The United States is unique in that we are a nation composed of fifty individual states. These states have their own identities, governments, laws, agencies, and officials. As a result of the way we do things, the Federal government does not have the right to impose on the rights of each individual state. There are some things that fall to a Federal level, sure. But, when it comes to other things— states have final say. Just as there are certain things on Federal level, and others on states that don’t intermix— states cannot impose on other states either. In short, we have a system built on honoring each state’s right to make their own decisions. This extends to police jurisdiction as well. But, do these rules ever bend? And when, if ever, do police have the right to extend outside of their direct area?

State Jurisdiction: Do the Rules Ever Bend?

Police from one state cannot simply enter another state, and begin making arrests on their behalf. However, there are some rare instances when police may do this. But, it doesn’t happen all that often, and has to be a joint decision. Those joint decisions are called ‘inter-jurisdictional agreements’.

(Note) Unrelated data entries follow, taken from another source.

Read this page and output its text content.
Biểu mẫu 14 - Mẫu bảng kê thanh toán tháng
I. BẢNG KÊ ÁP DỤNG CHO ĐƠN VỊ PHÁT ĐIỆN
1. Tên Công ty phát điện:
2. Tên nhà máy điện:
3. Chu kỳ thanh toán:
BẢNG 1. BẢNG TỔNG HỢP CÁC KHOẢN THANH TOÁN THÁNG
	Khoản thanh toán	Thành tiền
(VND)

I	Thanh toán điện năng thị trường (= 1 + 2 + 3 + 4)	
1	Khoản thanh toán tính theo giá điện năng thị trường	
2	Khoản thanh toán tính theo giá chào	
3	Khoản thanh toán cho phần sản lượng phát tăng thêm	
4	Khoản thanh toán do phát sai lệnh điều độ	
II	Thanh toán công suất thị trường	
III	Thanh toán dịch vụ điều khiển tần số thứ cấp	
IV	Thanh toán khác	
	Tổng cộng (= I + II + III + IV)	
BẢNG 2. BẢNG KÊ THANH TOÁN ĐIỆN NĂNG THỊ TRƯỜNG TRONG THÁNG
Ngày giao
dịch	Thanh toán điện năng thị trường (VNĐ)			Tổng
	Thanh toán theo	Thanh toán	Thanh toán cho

Inter-Jurisdictional Agreements Between States

The term might seem confusing, but it’s really just a big word for agreeing to allow one officer from another state, to enter another and make an arrest. These agreements work in two ways. First, one state permits the entry of out-of-state officers for certain situations. Then, another state allows their officer to enter into another state in order to make arrests. These agreements exist between two states or a group of states.

Agreements Between Cities and Counties

Furthermore, this doesn’t just apply to states. These agreements may also exist between cities and counties. If cities are particularly close together, or county lines fall in a certain way, these agreements allow officers to work outside of their direct area.

For example, let’s say you leave Folly beach and drive over the bridge into Charleston. However, a Folley beach officer arrests you for DUI as you exit the bridge into Charleston. Generally, the officer does not have the right to make an arrest outside of their jurisdiction. However, that does not mean the arrest is ALWAYS impermissible. If Charleston and Folly Beach have an agreement, the officer may be exercising his or her rights properly. However, they might not be.

So, if you find yourself in a scenario where you feel the officer might have been operating outside of his rights, it’s important to speak with an attorney. These agreements are tricky, and sometimes, they might be the difference between receiving a charge— and not receiving a charge.